By the end of the week, Rebecca was exhausted, both physically and mentally. She had been pushing herself hard, determined to maintain her composure and professionalism, even as the tension between her and Lillian simmered just beneath the surface.

The final surgery of the week had gone well, and as Rebecca scrubbed out, she glanced at Lillian, who was cleaning and packing up the surgical tools. The younger woman had performed flawlessly throughout the week, never once letting her guard down, never once slipping.

It was impressive.

But it also made Rebecca feel as though she was constantly on edge, always waiting for something to crack—whether it was Lillian’s composure or her own.

As she walked back to her office, Rebecca felt a strange sense of frustration. It wasn’t just the professional challenges of mentoring Lillian; it was the personal pull, the fact that Lillian had gotten under her skin in a way no one else had. And despiteher best efforts to keep things strictly professional, Rebecca couldn’t deny that the lines were starting to blur.

She sat down at her desk and stared at the reports in front of her, but her mind wasn’t on the work. It was on Lillian, on the way she had walked out of that hotel room without looking back, on the way she moved through the hospital now with the same cool confidence.

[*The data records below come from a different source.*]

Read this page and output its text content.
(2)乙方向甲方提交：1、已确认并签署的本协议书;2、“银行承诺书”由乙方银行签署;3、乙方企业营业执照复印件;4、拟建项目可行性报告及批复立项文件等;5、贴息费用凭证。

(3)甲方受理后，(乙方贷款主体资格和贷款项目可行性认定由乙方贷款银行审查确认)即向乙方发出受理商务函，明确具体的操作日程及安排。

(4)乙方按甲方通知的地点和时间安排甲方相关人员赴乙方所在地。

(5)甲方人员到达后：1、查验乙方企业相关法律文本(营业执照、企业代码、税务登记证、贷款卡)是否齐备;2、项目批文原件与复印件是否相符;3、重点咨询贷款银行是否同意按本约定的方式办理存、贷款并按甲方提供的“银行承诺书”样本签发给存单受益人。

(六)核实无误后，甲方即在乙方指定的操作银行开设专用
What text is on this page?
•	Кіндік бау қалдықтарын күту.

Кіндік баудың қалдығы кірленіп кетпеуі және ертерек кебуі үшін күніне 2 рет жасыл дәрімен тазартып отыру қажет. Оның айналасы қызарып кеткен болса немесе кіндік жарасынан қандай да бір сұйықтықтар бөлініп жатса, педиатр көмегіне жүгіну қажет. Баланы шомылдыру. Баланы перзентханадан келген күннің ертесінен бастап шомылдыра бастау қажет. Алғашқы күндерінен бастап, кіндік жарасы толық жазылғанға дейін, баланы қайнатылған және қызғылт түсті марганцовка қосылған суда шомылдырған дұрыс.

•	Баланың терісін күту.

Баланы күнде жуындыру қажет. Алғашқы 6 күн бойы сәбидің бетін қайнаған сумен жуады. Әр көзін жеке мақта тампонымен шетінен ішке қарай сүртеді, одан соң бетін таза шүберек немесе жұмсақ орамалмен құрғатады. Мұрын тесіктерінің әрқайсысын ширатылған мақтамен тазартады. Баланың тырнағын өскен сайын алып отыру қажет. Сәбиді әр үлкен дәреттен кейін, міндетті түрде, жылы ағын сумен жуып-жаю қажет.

Rebecca exhaled sharply, leaning back in her chair. This wasn’t how things were supposed to go. She was supposed to be in control, always. But with Lillian, control was starting to feel like a fragile thing, slipping away faster than she could catch it.

And that, more than anything else, terrified her.

5

LILLIAN

Lillian sat in the break room, nursing a cup of stale coffee. The hospital was quieter at this hour, the usual buzz of activity muted as the evening shift took over. Her fingers tapped absently against the side of her mug as her mind drifted back to the week she had just survived. Her first full week as an intern had been brutal—long hours, demanding surgeries, and the ever-present weight of expectations hanging over her like a storm cloud. But none of that compared to the tension simmering beneath the surface every time she was around Dr. Lang.